Bizim Yeni Osmanlıcı tayfanın tarih okuması tevatürün tekrarından ileri gitmez. Türkiye, yaşanmış gerçeklikle hiçbir ilgisi olmayan şizofrenik kurgusallığın devlet politikasına dönüştürülmesinin ciddi sıkıntılarını yaşamaktadır. Hayati çıkarlarıyla ilgili olmayan konulardaki anlamsız ataklar, Türkiye’yi küçük düşürmekte, itibar kaybına yol açmaktadır. Dozu iyi ayarlanmamış, ekonomik, politik askeri potansiyelinin çok ötesine geçen güç gösterileri, muhataplarca ciddiye alınmamaktadır.
29 Ekim 1923, Türk modernleşmesinin simgesel tarihidir. Cumhuriyet, bizim için rejim değişikliğinden çok öte anlamlar içermektedir.29 Ekim 1923, devleti ve toplumu, Ortaçağ kurumsallığı ve anlayışından tümüyle arındırmaya yönelik bir uygarlık tercihi idi.
Osmanlının, askerlik ve vergiden muaf olmanın yanında başkaca ayrıcalıkları olan Medrese sınıfı Cumhuriyeti hiç sevmedi. Onlar için Cumhuriyet, Medreseye, yüzyıllardır süregelen ayrıcalık ve saygınlığın kaybına neden olan rejimdi. Kabakçı Mustafalar, Patrona Haliller gibi maşalarla, Osmanlının kimi halife sultanlarını dize getiren Medrese, eski gücüne kavuşmak için sabırla uygun zamanı kollayacaktır. 31 Mart anlayışı için, Cumhuriyetin temsil ettiği değerlerden 100 yıllık rövanşı almak, ülkenin ve milletin çıkarlarından çok daha önemli ve önceliklidir.
Anayasal kurallar, hukuk devleti, yargı bağımsızlığı, birey ve toplumsal özgürlüğün güvencesi laik demokratik düzen, insanlığın teokrasiye karşı çetin mücadeleler sonucu elde ettiği kazanımlardır. Çağdaş demokrasi için esas olan yurttaşların ve toplumun hukuk güvenliğini garantiye alan kamusal/kurumsal güvencelerdir.
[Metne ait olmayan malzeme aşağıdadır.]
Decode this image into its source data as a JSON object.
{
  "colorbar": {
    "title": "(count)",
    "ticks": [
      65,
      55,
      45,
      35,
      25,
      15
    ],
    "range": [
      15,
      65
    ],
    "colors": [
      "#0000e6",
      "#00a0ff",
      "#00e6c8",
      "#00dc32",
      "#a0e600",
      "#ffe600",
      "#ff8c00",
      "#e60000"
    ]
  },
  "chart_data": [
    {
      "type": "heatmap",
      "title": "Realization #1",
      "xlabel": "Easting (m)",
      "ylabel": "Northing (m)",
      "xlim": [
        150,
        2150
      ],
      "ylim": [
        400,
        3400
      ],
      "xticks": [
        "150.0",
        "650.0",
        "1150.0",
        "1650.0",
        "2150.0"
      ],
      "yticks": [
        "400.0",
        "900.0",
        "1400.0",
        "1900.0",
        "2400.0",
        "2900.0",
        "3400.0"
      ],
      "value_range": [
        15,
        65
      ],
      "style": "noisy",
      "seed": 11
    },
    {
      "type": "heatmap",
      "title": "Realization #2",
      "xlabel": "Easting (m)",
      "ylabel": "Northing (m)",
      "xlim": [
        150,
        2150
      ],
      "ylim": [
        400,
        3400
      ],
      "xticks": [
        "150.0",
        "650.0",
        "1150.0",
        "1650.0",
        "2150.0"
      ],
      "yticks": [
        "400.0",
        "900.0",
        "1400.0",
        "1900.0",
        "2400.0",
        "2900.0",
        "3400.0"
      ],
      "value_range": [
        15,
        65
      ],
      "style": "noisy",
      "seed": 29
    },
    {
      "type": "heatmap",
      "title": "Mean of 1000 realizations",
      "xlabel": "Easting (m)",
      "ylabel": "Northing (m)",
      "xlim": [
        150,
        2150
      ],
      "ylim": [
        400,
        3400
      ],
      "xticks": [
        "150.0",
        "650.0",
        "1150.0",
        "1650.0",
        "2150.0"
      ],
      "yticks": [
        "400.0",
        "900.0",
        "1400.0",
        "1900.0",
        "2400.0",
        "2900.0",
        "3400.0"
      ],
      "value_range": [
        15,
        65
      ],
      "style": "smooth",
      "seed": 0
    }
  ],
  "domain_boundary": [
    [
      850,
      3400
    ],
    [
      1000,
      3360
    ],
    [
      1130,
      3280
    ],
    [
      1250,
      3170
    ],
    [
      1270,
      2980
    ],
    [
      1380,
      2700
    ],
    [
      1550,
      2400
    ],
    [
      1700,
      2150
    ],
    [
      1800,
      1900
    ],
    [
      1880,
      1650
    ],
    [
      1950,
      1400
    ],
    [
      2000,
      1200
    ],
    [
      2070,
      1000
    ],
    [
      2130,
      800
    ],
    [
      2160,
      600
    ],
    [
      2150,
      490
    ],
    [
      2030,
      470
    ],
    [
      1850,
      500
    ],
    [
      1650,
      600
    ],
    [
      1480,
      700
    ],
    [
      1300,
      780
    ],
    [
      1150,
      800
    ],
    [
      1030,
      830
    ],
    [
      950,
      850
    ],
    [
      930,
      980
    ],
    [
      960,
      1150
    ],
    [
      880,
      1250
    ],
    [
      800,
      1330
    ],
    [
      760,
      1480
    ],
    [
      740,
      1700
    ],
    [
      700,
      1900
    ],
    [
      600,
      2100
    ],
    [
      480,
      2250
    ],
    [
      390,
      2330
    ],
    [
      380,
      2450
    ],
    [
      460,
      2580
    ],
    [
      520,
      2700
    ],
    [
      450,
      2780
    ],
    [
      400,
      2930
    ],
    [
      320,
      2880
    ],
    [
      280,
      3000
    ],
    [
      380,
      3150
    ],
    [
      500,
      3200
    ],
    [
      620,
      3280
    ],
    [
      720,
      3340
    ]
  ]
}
Teokrasi için esas olan ise asla değişmemesi gereken teolojik kurallardır. Teolojik buyrukları uygulayacak olansa, gücünü ve kudretini teokratik düzenden alan monarşik liderdir. Osmanlının klasik dönemindeki, gücün ve kudretin, mülkün sahibi halife sultan, kayıtsız şartsız baştakine itaat etmekle yükümlü olanlar ise tebaası, yani kullarıdır.
Yeni Osmanlıcılık (!) döneminde, Eski Osmanlının Halife Sultan / Tebaa ilişkisinin geri gelmesi, gündelik yaşamın bu denkleme göre düzenlenmesi, “Sivil Anayasa” söyleminin ardına gizlenerek gündeme getirilmektedir. Cemaat atmosferinin, düşünmemek, sorgulamamak, kayıtsız şartsız itaat etmek atmosferinde yetişmiş anlayışın sahipleri gücü ele geçirdiğinde ülkede neler yaşanacaksa onları yaşamaktayız.
İtaat kültüründen gelen, efendi hazretlerinin buyruğuna gözü kapalı uymayı ibadet sayan bir anlayışın, birey özgürlüğünü esas alan sivillikle en ufak bir ilgisinin olamayacağı tartışmasızdır. Bu yalın gerçekliğe rağmen niçin sürekli olarak sivillik, sivilleşme, sivil anayasa söylemine başvurulduğu üzerinde düşünülmelidir.
Yol haritalarındaki nihai hedef, ajandalarındaki öncelikli gündem, herkesin bildiği bir sırdır: Baştakinin her sözünde, her davranışında derin hikmetler bulan, bu nedenle kayıtsız şartsız uyulmasını öneren medrese geleneğinin gönlündeki, kafasındaki postmodern padişahlık fermanı, emirnameler dizgesi, sivillik makyajıyla piyasaya sürülmektedir.
Kuvvetler ayrılığına, yargı bağımsızlığına, laik demokratik rejim özlemlerine tümüyle son verecek, Atatürk Türkiye’sinden geriye kalan son tortuları da temizleyerek, lideri can sıkıcı hukuk engellerinden tümüyle kurtaracak, halkın prangası olarak tasarlanan Sivil Anayasa tuzağına düşmemek için bu kez “yetmez ama evet” değil, “yeter artık, bin kez hayır” demek gerekiyor!